GOOD MORNING, Y'ALL!!! pic.twitter.com/maUjvJzyE6— Dallas Stars (@DallasStars) September 15, 2020
- Mattias Janmark missed the entire 2016-2017 season with Osteochondritis Dissecans, a degenerative knee condition that causes bone underneath the cartilage to die because of reduced blood flow. It could have ended his career, but instead he’s now a key component of the Stars’ two-way game.
- Joe Pavelski is one of the oldest active players in the league without a Stanley Cup Win. He had to leave his only team he’s played with his entire career last season, and now finds himself four wins away in his first year in a new organization.
- Joel. Fucking. Kiviranta.
- Jamie Benn is playing arguably his best hockey in several seasons, leading his team on and off the ice. They’ve always wanted to run through a wall for him, but this season and this team seems to be even more ready than those past to follow him into battle. See also: fucking horseshit.
- Tyler Seguin has matured so much this year, between his commitment to playing well with and without the puck, marching in a Black Lives Matter protest in Dallas this summer, being one of the only players to kneel for the anthem as the league resumed play, and continuing his charitable work within the Dallas community he now calls home. See also: fucking horseshit.
- Denis Gurianov was a healthy scratch in 2018 when the Texas Stars made the Calder Cup Final. Now, he scores the game winning goal to send his team to the Stanley Cup Final.
- Miro Heiskanen is a stud in the making, and those in Dallas that have watched him the last two seasons know he should be a Norris Trophy contender. Now the world is learning that, too.
- Andrew Cogliano has the fourth-longest iron man streak in NHL history at 830 games. He’s mister consistency and one part of the FCC line responsible for shutting down opposing superstars.

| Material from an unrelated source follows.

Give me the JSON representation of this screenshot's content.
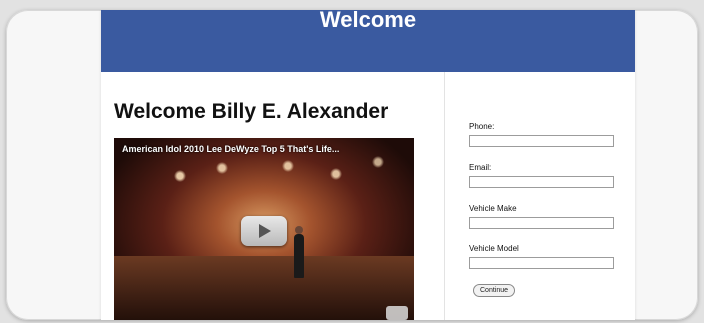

- Alexander Radulov left the NHL in 2008 to play in the KHL. After fulfilling the remainder of his NHL contract in the 2011-2012 season that wasn’t without some controversy, he returned to the KHL for another four seasons. He returned to the NHL a different kind of player, and he’s the Stars’ leader for “goals scored in key junctures”, whether that be in individual games or within a full season.
- Justin Dowling was reunited in the bubble with his baby girl, who was born in March during the NHL’s COVID-19 pause. This video alone should have you rooting for the Stars.
- Jamie Oleksiak is rounding into a more complete blueliner, and absolutely no one would have expected this kind of goal from him, but it’s par for the course in 2020.
- Jason Dickinson once was asked why he seemed to take body parts/sticks/pucks in the facial region. He told the media, “I guess I just have a face.”
- John Klingberg gets a lot of flack for his defensive play by Stars fans, but he’s one of the league’s best puck-moving defensemen. This has been one of the best playoff appearances in his career.
- Stephen Johns returned to play this year after missing more than a season and a half with post-traumatic headaches and post-concussion syndrome. He opened up about the struggle he had dealing with something he thought could have ended his career, and scored one of the most emotional goals you’ll ever witness.
- Stars video coach Kelly Forbes is one of the best in the league when it comes to goal challenges.
- Interim head coach Rick Bowness took over as head coach to help the organization out. Everyone has a good story to tell about him in a career that’s spanned a number of decades. If there was a coaches’ equivalent to “oldest active player not to win the Cup”, Bowness would be at the front of that cohort.
There are so many storylines with this team that make them easy to root for. You just have to be willing to dig in and find the stories. Luckily, we did a lot of the digging for you.
Welcome to the Dallas Stars bandwagon, there’s room here for everyone.